Los vuelos de deportación habían sido interrumpidos durante años y solo se retomaron en febrero de 2024, luego de la visita del enviado de Donald Trump, Richard Grenell, a Caracas. En ese encuentro, Venezuela accedió a recibir a los migrantes irregulares que EE.UU. expulsara.
Desde la investidura de Trump el pasado 20 de enero, se habían registrado tres vuelos de deportación con un total de 609 venezolanos. El primero llegó el 10 de febrero con 190 personas desde El Paso, Texas. Luego, el 20 de febrero, aterrizó otro avión con 177 migrantes trasladados desde la base naval de Guantánamo. Según el ministro de Interior y Justicia venezolano, Diosdado Cabello, ocho de estos deportados enfrentan cargos por homicidio.
El tercer vuelo, que arribó el 24 de febrero con 242 venezolanos, incluía por primera vez mujeres y niños. Este grupo provenía de México, aunque las autoridades no precisaron si habían sido deportados desde EE.UU. o si ya se encontraban en territorio mexicano.

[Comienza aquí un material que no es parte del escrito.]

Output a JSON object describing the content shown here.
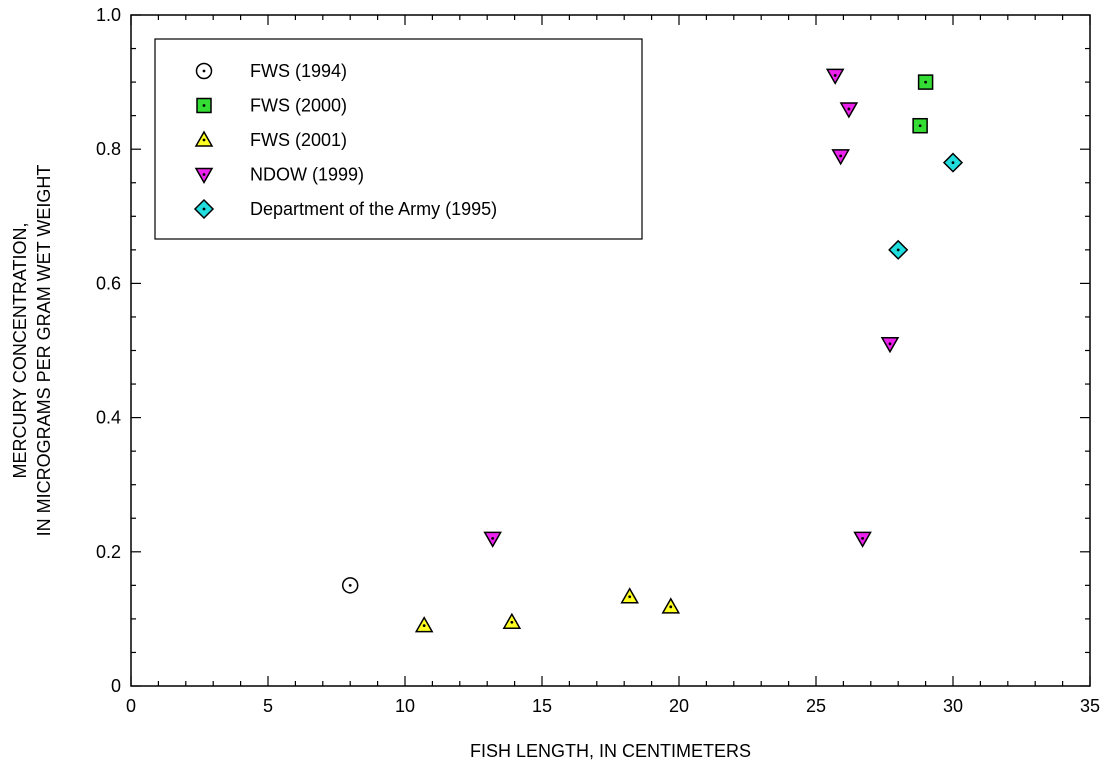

El gobierno de EE.UU. justificó la revocación de la licencia de Chevron argumentando que Venezuela no estaba cumpliendo con la recepción de migrantes deportados al ritmo pactado. La Casa Blanca había advertido previamente que el mantenimiento de ciertos alivios a las sanciones petroleras estaba condicionado a la cooperación del gobierno de Maduro en este tema.
La crisis migratoria venezolana sigue siendo un desafío regional. Según ACNUR, más de 7,7 millones de venezolanos han abandonado su país en busca de mejores condiciones de vida. La suspensión de los vuelos de repatriación supone un nuevo obstáculo en la gestión de este fenómeno.
Maduro, por su parte, insiste en que la medida de EE.UU. es un ataque a Venezuela. “Queríamos traer a nuestros hermanos de vuelta y darles un abrazo solidario, pero ahora hay un problema que no creamos nosotros”, concluyó el mandatario.